Since Black Lives Matter showed up last year at Toronto’s Pride Parade everyone now is thinking twice about police being at pride. I think it’s BS. Everyone now has issues over everything. Police at pride, the rainbow flag, it’s a damn rainbow people!!!. The Canadian anthem, what the fuck is next the freedom of free speech.

I fully understand what police have done to people in the past but I’ve never once not felt safe at pride and for me I feel safer having the police at pride. I think the police should be at all prides. Everyone looks at the bad and the negativity from the news.  But nobody talks about all the good police have done. I had an almost brake in in 2015. I had not just one police officer show up but I had three. They were all amazing men who showed me kindness and were extremely respectful and polite and they cared about my well being. I’ve never had issues at Pride or with police in general.

Of course I’m fully aware that there are bad cops out there just as there are bad people in General. But I think it’s it’s completely unfair to remove people who are supposed to protect us from bad people. I’m sorry that so many people are upset about what experiences they may have gone through. But when is it enough???.
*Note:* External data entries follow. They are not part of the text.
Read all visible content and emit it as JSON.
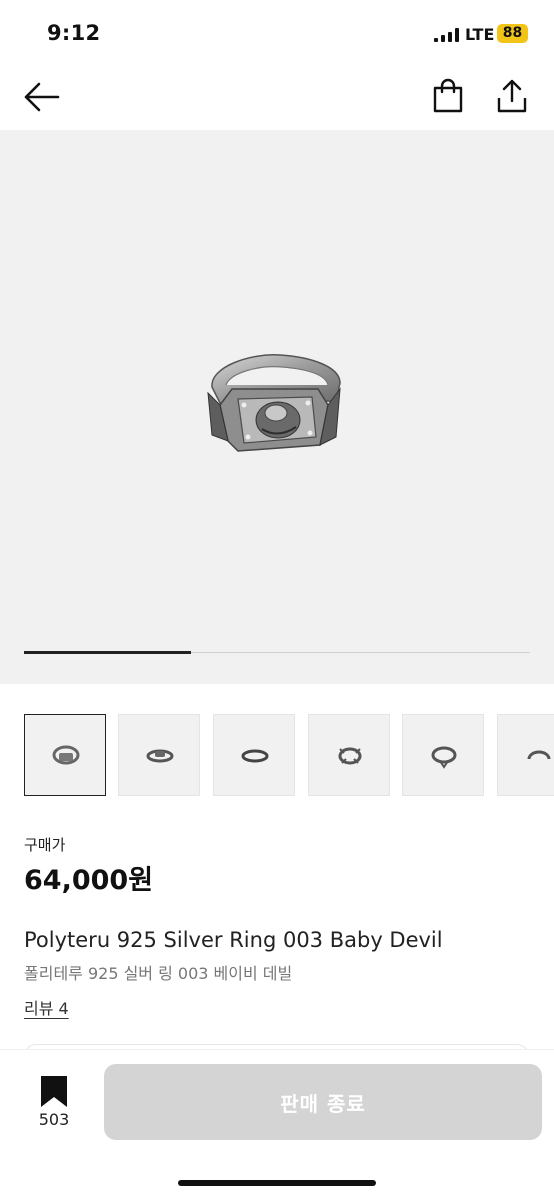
{
  "status_bar": {
    "time": "9:12",
    "network": "LTE",
    "battery": "88"
  },
  "nav": {
    "icons": [
      "back-arrow-icon",
      "shopping-bag-icon",
      "share-icon"
    ]
  },
  "gallery": {
    "progress": 0.33,
    "thumbnail_count": 6,
    "selected_index": 0
  },
  "price": {
    "label": "구매가",
    "value": "64,000원"
  },
  "product": {
    "name_en": "Polyteru 925 Silver Ring 003 Baby Devil",
    "name_ko": "폴리테루 925 실버 링 003 베이비 데빌",
    "review_link": "리뷰 4"
  },
  "bottom_bar": {
    "bookmark_count": "503",
    "buy_button_label": "판매 종료"
  },
  "colors": {
    "accent": "#111111",
    "button_disabled": "#d4d4d4",
    "battery": "#f2c418",
    "image_bg": "#f1f1f1"
  }
}
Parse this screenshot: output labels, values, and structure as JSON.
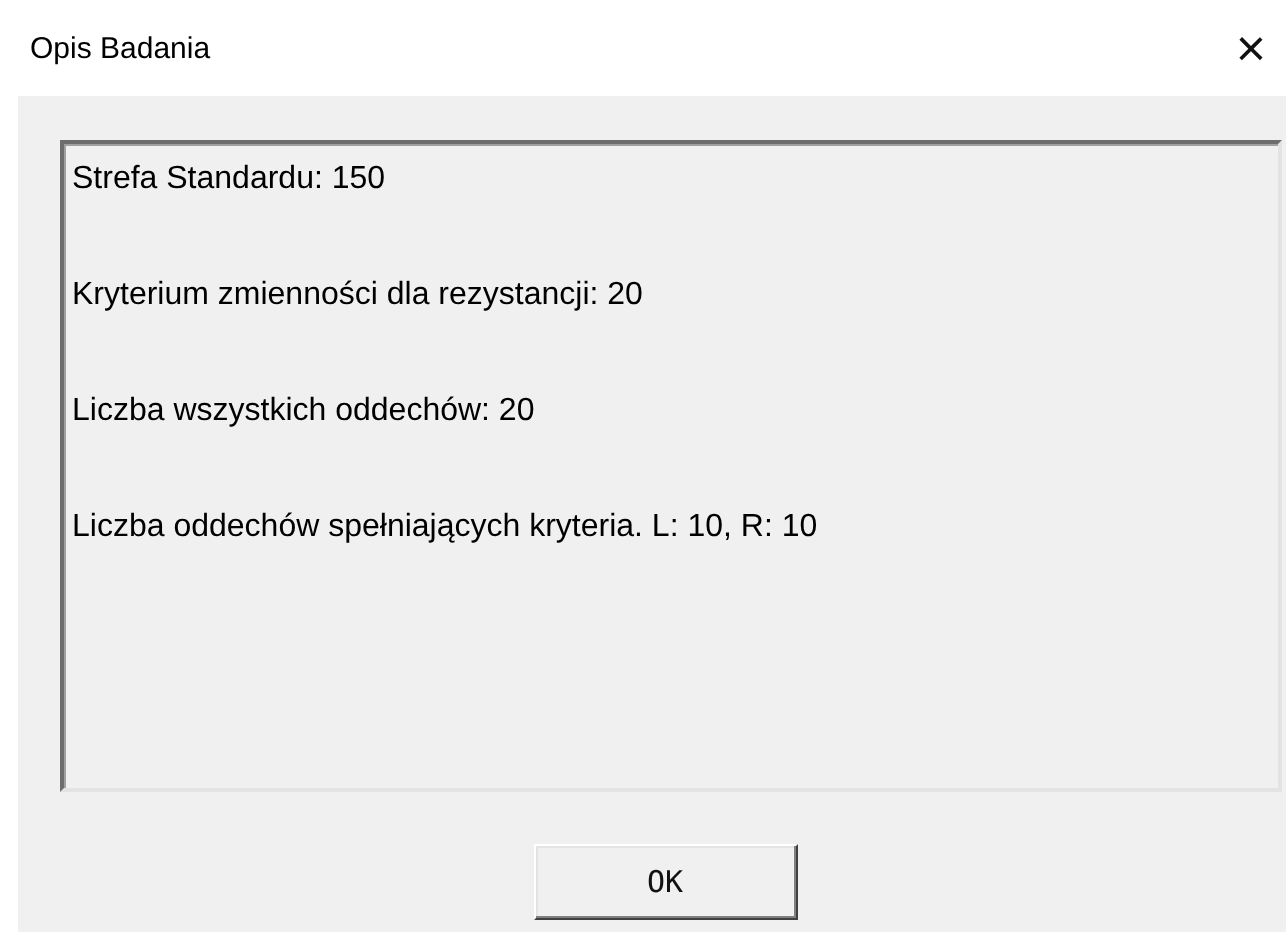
{
  "window": {
    "title": "Opis Badania",
    "close": "×"
  },
  "lines": [
    "Strefa Standardu: 150",
    "Kryterium zmienności dla rezystancji: 20",
    "Liczba wszystkich oddechów: 20",
    "Liczba oddechów spełniających kryteria. L: 10, R: 10"
  ],
  "buttons": [
    "OK"
  ]
}
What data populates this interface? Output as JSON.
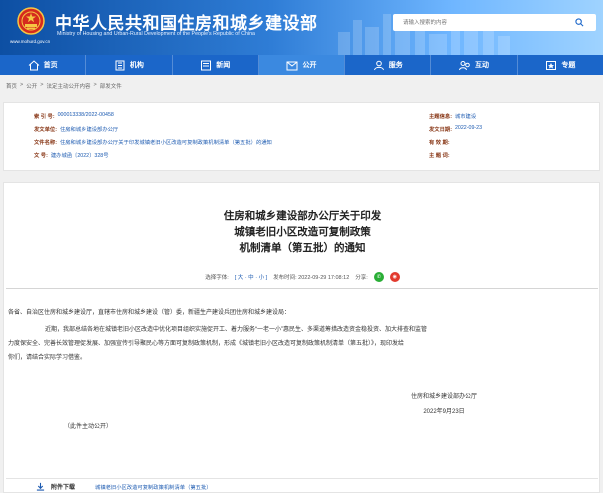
{
  "header": {
    "title_cn": "中华人民共和国住房和城乡建设部",
    "title_en": "Ministry of Housing and Urban-Rural Development of the People's Republic of China",
    "site_url": "www.mohurd.gov.cn",
    "search_placeholder": "请输入搜索的内容",
    "colors": {
      "header_start": "#0d4fa3",
      "header_end": "#9fd3ff",
      "nav": "#1b66c9",
      "nav_active": "#3b89e0"
    }
  },
  "nav": {
    "items": [
      {
        "label": "首页",
        "icon": "home-icon"
      },
      {
        "label": "机构",
        "icon": "building-icon"
      },
      {
        "label": "新闻",
        "icon": "news-icon"
      },
      {
        "label": "公开",
        "icon": "open-icon",
        "active": true
      },
      {
        "label": "服务",
        "icon": "service-icon"
      },
      {
        "label": "互动",
        "icon": "interact-icon"
      },
      {
        "label": "专题",
        "icon": "topic-icon"
      }
    ]
  },
  "breadcrumb": [
    "首页",
    ">",
    "公开",
    ">",
    "法定主动公开内容",
    ">",
    "部发文件"
  ],
  "meta": {
    "index_no_label": "索 引 号:",
    "index_no": "000013338/2022-00458",
    "publisher_label": "发文单位:",
    "publisher": "住房和城乡建设部办公厅",
    "file_name_label": "文件名称:",
    "file_name": "住房和城乡建设部办公厅关于印发城镇老旧小区改造可复制政策机制清单（第五批）的通知",
    "doc_no_label": "文 号:",
    "doc_no": "建办城函〔2022〕328号",
    "category_label": "主题信息:",
    "category": "城市建设",
    "date_label": "发文日期:",
    "date": "2022-09-23",
    "validity_label": "有 效 期:",
    "validity": "",
    "topic_label": "主 题 词:",
    "topic": ""
  },
  "article": {
    "title_lines": [
      "住房和城乡建设部办公厅关于印发",
      "城镇老旧小区改造可复制政策",
      "机制清单（第五批）的通知"
    ],
    "font_label": "选择字体:",
    "font_options": "[ 大 · 中 · 小 ]",
    "publish_time": "发布时间: 2022-09-29 17:08:12",
    "share_label": "分享:",
    "recipients": "各省、自治区住房和城乡建设厅，直辖市住房和城乡建设（管）委，新疆生产建设兵团住房和城乡建设局：",
    "body_line1": "近期，我部总结各地在城镇老旧小区改造中优化项目组织实施促开工、着力服务“一老一小”惠民生、多渠道筹措改造资金稳投资、加大排查和监管",
    "body_line2": "力度保安全、完善长效管理促发展、加强宣传引导聚民心等方面可复制政策机制，形成《城镇老旧小区改造可复制政策机制清单（第五批）》，现印发给",
    "body_line3": "你们，请结合实际学习借鉴。",
    "signer": "住房和城乡建设部办公厅",
    "sign_date": "2022年9月23日",
    "note": "（此件主动公开）",
    "attachment_label": "附件下载",
    "attachment_link": "城镇老旧小区改造可复制政策机制清单（第五批）"
  }
}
What is amazing to me. Is that because people are up in knots about it, now so many people are wanting the removal of police at pride. There are many lgbtq police 👮 officers and they should be proud to be who they are as well be proud to be police officers. And to be apart of Pride.

Personally this is what I feel if you don’t like something at Pride then don’t look or go. Be responsible at Pride, dress appropriately, and don’t cause others harm or get to wasted. And be respectful. From all the prides I’ve been too there has never been once any issues between lgbtq and the police. But you do hear about issues at other Parades that are not lgbtq 🏳️‍🌈 but you don’t hear about that do you nope.

I’m fully aware of what BLM stands for. And I respect what they are doing. But seriously why can’t pride just be about pride. Why can’t it just be all about love. I will never know what it’s like to be black not in my current life time. But I do know what it’s like to be trans and to be judged and ridiculed. I personally think that anyone who harms another human being when they are of Authority should be punished. And not lightly!!!.

From all the news stories I’ve heard over the last few years from the States to Canada it’s made me sick that people of authority could do such tasteless acts. Those police officers need better training and if they are racist people then they not need to be police officers. I don’t think guns are great, people who have a police badge don’t have a right to shoot at people with no weapons who are not causing harm.

There is so much wrong in all aspects.

Do I think the delivery of groups who want to protest and or make aware what they are speaking for could be better yes. But I don’t think removing police from a parade is the answer.

Not all police are bad. And we need to remember this. If anything I hate hearing about bad news stories usually they don’t post the good stories that do happen every single fucking day.

This Is is just my two cents, That’s it I’m done !!!!